NYU Abu Dhabi Scientists Use Webb Telescope to Reveal Dusty Clouds on Giant Exoplanet

Abu Dhabi/ Roshna: Researchers from NYU Abu Dhabi, in collaboration with the James Webb Space Telescope Transiting Exoplanet Early Release Science (JTEC-ERS) team, have leveraged NASA’s James Webb Telescope to uncover groundbreaking insights into the climate of a Jupiter-sized exoplanet. Led by Research Scientist Jasmina Blecic and Associate Professor Ian Dobbs-Dixon from the Center for Astrophysics and Space Science (CASS), their study, published in Nature Astronomy, unveils the first observation of thick, dust-filled clouds on the nightside of the giant exoplanet.
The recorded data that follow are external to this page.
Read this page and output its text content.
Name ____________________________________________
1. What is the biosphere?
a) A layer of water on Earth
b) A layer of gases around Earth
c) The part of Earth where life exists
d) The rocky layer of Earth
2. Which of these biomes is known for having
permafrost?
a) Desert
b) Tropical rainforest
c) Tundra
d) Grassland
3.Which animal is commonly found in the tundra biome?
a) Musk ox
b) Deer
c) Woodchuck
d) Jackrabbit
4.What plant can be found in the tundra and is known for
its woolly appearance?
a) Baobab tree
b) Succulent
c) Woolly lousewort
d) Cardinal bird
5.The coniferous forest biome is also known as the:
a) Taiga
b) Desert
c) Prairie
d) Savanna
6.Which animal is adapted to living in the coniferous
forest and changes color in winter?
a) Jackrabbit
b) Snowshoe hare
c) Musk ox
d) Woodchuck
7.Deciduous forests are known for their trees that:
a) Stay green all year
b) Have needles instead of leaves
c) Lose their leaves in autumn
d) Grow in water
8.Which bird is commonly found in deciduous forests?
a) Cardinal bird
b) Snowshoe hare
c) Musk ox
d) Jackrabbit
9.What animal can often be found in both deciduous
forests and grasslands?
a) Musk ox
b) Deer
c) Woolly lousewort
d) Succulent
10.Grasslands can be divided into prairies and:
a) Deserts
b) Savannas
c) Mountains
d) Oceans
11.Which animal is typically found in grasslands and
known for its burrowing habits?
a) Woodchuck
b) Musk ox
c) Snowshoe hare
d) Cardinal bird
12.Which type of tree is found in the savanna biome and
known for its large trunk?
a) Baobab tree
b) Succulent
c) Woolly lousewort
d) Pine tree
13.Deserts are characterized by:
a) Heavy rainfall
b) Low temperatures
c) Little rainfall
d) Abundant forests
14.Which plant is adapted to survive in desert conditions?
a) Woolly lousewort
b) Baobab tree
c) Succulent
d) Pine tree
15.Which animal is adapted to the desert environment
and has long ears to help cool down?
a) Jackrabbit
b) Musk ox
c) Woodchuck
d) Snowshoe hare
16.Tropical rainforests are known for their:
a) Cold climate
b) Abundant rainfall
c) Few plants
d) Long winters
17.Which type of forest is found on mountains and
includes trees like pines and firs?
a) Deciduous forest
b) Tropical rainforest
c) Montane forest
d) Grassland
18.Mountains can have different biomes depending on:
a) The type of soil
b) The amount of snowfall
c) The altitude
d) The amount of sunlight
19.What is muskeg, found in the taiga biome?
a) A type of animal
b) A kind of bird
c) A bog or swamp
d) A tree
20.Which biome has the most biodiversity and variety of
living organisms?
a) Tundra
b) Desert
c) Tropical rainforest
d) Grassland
Using Webb’s Mid-Infrared Instrument (MIRI), the team conducted phase curve observations of WASP-43b, a gas-filled exoplanet, revealing temperature distributions across its entire orbit. They discovered thick clouds and a surprising lack of methane on the planet’s nightside, alongside ubiquitous water presence throughout its atmosphere.

Despite the nightside being permanently shadowed, it maintains a scorching temperature of 1115°F (600°C), driven by extreme winds reaching thousands of kilometers per hour due to temperature differentials. The research also points to a thick layer of dust clouds, akin to rocks and minerals, shrouding the nightside, unlike Earth’s water clouds.

Remarkably, amidst these dense clouds, the team detected clear signals of water, enabling them to determine cloud height and thickness, revealing their unusual altitude and density compared to Earth’s clouds. Furthermore, wind-driven mixing, termed “chemical disequilibrium,” was observed, ensuring uniform atmospheric chemistry across the planet.

This groundbreaking study sheds light on the complex climate dynamics of exoplanets and underscores the transformative potential of Webb Telescope observations in unraveling the mysteries of distant worlds.